25. Section 184(2) which states that the individual shares of the partners should be 'specified' in the instrument has not prescribed any particular method of specification. If the shares of the individuals are generally mentioned in the instrument, then it would meet the statutory requirement. In Kylasa Sarabhaiah v. CIT : [1965]56ITR219(SC) , the Supreme Court while explaining the meaning of the word 'specify' under s. 26A of the 1922 Act has observed at page 223 :

'The word 'specify' is used in section 26A and rule 2 as meaning mentioning, describing defining in detail : It does not mean expressly setting out in fractional or other shares.'

26. Bearing in mind these principles, if the instrument in this case is perused, one will not fail to see that the partners have specified the ratio in which the profits and losses have to shared. The profits are required to be allocated in the ratio in which it has been set out in clause (8). Since the minor was admitted to the benefits of the partnership, he should be saddled with any loss of the partnership. The loss must fall to be shared only as between the two major partners.

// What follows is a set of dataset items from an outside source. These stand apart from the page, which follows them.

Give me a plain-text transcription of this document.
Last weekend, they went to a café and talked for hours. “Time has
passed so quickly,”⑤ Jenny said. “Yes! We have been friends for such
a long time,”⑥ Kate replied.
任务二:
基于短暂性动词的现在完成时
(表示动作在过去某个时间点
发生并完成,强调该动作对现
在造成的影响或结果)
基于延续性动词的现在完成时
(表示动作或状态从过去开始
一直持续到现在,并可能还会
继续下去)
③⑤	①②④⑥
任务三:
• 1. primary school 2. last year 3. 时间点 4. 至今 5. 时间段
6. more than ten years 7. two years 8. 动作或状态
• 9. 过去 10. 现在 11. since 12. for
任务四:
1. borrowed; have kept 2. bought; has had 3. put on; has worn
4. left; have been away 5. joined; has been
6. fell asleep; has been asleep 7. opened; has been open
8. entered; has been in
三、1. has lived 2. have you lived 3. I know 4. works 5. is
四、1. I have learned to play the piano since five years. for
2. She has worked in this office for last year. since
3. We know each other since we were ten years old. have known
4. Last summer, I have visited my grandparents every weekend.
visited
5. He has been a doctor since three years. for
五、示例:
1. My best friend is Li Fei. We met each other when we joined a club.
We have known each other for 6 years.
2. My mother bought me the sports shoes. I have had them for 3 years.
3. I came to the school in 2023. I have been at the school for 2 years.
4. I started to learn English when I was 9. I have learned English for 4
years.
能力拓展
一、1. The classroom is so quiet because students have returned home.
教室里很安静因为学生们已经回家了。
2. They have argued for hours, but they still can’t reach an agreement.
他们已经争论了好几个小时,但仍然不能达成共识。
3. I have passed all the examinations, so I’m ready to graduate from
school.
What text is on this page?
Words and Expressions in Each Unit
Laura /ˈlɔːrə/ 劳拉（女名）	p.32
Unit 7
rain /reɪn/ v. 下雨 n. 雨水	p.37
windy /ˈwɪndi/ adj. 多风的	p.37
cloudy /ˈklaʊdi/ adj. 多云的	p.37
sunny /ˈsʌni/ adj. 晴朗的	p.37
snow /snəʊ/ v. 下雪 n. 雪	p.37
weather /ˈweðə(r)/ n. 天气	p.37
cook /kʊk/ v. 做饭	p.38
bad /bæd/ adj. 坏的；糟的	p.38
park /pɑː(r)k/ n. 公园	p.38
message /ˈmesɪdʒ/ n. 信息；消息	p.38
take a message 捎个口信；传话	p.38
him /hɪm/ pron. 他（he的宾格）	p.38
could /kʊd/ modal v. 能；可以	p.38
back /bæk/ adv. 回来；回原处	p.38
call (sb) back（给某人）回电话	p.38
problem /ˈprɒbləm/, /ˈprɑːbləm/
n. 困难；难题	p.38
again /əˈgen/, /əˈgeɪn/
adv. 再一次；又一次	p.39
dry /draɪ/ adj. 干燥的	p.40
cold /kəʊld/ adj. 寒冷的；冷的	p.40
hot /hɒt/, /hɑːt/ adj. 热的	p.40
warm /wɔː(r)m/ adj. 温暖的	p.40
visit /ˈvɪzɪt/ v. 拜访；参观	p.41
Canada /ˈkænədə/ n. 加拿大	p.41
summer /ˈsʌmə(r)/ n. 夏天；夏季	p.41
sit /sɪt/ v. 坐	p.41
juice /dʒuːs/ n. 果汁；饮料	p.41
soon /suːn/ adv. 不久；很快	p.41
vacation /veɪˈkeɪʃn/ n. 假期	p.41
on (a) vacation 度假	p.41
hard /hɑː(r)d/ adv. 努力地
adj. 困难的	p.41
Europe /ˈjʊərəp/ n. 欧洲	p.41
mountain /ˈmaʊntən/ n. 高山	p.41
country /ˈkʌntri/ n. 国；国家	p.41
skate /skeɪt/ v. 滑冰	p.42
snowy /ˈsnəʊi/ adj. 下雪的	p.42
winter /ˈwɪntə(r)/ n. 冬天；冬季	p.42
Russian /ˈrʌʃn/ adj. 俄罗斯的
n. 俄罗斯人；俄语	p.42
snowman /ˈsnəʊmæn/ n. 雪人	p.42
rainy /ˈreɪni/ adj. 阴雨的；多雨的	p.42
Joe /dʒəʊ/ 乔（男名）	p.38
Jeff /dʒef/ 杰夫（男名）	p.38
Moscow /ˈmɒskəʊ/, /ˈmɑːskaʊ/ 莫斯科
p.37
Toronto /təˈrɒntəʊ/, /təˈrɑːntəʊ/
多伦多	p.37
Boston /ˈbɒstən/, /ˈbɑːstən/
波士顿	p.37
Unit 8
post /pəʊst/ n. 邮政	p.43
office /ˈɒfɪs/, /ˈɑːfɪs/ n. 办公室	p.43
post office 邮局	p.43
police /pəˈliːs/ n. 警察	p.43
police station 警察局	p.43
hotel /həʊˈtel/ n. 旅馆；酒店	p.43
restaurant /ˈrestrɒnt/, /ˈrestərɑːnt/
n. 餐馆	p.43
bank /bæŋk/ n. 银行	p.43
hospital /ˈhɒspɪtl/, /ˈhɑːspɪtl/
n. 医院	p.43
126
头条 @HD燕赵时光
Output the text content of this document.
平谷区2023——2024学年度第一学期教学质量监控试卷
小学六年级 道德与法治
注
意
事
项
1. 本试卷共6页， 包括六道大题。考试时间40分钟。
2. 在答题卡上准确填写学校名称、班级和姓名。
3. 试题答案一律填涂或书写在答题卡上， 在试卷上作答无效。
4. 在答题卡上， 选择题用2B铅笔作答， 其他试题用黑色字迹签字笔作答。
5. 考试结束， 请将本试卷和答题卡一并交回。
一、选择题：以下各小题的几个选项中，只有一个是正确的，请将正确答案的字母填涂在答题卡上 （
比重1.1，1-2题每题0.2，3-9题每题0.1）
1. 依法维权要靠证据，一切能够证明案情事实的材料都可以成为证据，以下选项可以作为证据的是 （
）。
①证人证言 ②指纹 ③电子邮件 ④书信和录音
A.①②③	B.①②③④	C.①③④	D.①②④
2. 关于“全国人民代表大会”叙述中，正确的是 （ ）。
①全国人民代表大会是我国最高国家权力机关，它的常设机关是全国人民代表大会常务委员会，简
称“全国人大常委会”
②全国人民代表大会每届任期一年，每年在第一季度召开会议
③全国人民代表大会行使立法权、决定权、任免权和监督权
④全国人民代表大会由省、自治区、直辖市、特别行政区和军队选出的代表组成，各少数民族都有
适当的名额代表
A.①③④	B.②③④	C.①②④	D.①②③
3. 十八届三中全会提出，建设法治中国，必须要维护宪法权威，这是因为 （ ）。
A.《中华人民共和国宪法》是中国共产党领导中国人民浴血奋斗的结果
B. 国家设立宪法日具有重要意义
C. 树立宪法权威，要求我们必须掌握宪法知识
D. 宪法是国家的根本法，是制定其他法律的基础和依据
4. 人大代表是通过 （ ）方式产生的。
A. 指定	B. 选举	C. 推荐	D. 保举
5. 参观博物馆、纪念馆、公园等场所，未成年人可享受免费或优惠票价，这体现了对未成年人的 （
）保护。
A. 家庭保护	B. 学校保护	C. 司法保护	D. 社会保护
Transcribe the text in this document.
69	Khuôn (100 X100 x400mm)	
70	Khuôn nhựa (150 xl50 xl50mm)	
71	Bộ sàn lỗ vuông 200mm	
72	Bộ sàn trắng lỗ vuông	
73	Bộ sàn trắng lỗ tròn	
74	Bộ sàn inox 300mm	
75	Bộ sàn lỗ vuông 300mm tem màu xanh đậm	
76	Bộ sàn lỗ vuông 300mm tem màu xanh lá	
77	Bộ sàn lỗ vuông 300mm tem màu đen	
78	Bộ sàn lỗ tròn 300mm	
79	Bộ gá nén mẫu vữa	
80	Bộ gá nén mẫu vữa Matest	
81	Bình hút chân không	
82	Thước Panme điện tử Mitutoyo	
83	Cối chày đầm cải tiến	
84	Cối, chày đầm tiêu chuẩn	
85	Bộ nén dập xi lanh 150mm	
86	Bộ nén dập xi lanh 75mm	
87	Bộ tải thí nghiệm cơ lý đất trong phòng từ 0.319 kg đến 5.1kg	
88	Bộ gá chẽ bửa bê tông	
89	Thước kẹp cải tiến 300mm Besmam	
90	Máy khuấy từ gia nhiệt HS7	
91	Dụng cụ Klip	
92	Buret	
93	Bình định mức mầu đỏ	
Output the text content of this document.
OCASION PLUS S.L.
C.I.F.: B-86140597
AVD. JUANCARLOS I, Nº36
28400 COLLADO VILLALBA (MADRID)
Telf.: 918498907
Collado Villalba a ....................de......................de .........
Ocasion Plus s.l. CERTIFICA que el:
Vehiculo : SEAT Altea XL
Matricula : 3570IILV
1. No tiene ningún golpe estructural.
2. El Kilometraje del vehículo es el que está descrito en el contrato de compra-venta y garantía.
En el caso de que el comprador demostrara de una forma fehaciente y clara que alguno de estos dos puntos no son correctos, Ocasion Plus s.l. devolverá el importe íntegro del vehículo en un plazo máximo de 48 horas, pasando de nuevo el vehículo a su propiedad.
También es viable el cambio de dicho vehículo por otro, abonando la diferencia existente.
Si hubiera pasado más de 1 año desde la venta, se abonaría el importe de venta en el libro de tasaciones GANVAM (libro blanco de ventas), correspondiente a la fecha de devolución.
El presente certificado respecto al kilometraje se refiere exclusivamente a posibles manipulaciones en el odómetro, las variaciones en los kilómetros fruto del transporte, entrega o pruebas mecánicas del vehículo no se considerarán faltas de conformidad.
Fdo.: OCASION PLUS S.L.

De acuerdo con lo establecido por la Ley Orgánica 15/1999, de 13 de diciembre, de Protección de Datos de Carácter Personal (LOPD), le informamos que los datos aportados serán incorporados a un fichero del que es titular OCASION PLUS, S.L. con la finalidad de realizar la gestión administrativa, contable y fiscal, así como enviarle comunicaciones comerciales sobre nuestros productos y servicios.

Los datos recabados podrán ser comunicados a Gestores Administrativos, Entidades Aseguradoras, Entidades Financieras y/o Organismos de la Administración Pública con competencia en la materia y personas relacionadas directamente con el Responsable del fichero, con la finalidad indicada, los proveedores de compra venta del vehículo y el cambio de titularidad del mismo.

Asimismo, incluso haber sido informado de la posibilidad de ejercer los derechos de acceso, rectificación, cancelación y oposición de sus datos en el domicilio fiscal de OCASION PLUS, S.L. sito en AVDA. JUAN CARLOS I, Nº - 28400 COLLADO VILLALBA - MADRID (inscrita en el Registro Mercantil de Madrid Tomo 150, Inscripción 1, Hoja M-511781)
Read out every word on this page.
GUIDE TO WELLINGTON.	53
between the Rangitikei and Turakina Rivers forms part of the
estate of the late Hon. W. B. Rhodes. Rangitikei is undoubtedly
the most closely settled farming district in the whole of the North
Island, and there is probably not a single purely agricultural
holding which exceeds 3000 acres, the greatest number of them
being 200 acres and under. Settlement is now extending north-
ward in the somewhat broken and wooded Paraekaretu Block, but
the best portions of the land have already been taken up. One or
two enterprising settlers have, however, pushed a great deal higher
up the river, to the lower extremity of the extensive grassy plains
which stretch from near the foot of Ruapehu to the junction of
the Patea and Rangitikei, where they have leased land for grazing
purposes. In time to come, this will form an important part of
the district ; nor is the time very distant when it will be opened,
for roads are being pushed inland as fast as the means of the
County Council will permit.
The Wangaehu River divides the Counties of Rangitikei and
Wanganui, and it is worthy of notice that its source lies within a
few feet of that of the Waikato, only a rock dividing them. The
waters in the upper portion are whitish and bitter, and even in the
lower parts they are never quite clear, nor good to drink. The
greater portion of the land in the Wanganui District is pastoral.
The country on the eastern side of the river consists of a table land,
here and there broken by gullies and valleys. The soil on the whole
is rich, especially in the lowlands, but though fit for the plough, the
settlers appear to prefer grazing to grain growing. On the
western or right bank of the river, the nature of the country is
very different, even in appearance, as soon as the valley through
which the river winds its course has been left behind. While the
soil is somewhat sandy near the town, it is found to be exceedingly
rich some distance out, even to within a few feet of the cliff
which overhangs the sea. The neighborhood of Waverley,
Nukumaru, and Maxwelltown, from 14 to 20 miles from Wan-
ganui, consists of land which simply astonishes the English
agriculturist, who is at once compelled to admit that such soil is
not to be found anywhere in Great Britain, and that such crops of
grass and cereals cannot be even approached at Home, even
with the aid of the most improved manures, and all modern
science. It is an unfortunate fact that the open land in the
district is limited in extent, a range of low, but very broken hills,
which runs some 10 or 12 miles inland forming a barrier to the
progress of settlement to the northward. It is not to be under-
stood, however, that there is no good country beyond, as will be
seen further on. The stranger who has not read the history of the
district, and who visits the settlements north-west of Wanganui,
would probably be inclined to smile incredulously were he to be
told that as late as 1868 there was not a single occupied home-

27. In other words, the intention of the parties to the deed was to take 100 as unit for dividing the profits and 60 as unit for sharing the losses. The minor partner thus stands excluded from the liability to share the losses. It cannot, therefore, be said that there is no means to ascertain as to how the amount of losses is to be allocated among the major partners. The firm, in our opinion, was entitled to registration.

28. What remains to be considered is whether the Tribunal was justified in stating that the decision of the Andhra Pradesh High Court in Hyderabad Stone Depot's case : [1977]109ITR686(AP) [FB] is no longer good law in view of the decision of the Supreme Court in Mandyala Govindu & Co.'s case : [1976]102ITR1(SC) . It seems to us that the Tribunal was not justified in taking that view. The decision in Hyderabad Stone Depot's case : [1977]109ITR686(AP) was rendered by the Andhra Pradesh High Court on July 14, 1972. The Supreme Court gave the decision in Mandyala Govindu & Co.'s case : [1976]102ITR1(SC) on October 6, 1975. There was no occasion for the Supreme Court to consider the validity of the ratio of that decision of the Andhra Pradesh High Court. But the effect of the decision of the Supreme Court in Mandyala Govindu & Co.'s case : [1976]102ITR1(SC) , on the correctness of the decision in Hyderabad Stone Depot's case : [1977]109ITR686(AP) came up for consideration before a larger Bench of the Andhra Pradesh High Court in Krishna mining Company's case : [1980]122ITR362(AP) . There, the Andhra Pradesh High Court after considering both the decisions has reiterated the view taken in Hyderabad Stone Depot's case : [1977]109ITR686(AP) , by observing thus at page 378 :

'We must, therefore, hold that the case of Mandyala Govindu & Co. v. CIT : [1976]102ITR1(SC) , is distinguishable on facts. The decision of the Full Bench of this court in CIT v. Hyderabad Stone Depot [1977] 109 ITR 6876 must be upheld as, on a reasonable construction of the instrument of partnership as a whole, it was found that there was specification of the shares of the partners in respect of loss, if any, of the partnership in the same proportion as they distribute the partners' share of profits. We are unable to agree with Sri. P. Rama Rao, learned standing counsel for the Revenue, that the Full Bench decision must be deemed to have been overruled or is no longer good law in view of the decision of the Supreme Court in Mandyala Govindu & Co. v. CIT : [1976]102ITR1(SC) .'

29. In the result, we answer the question in the negative and in favour of the assessee.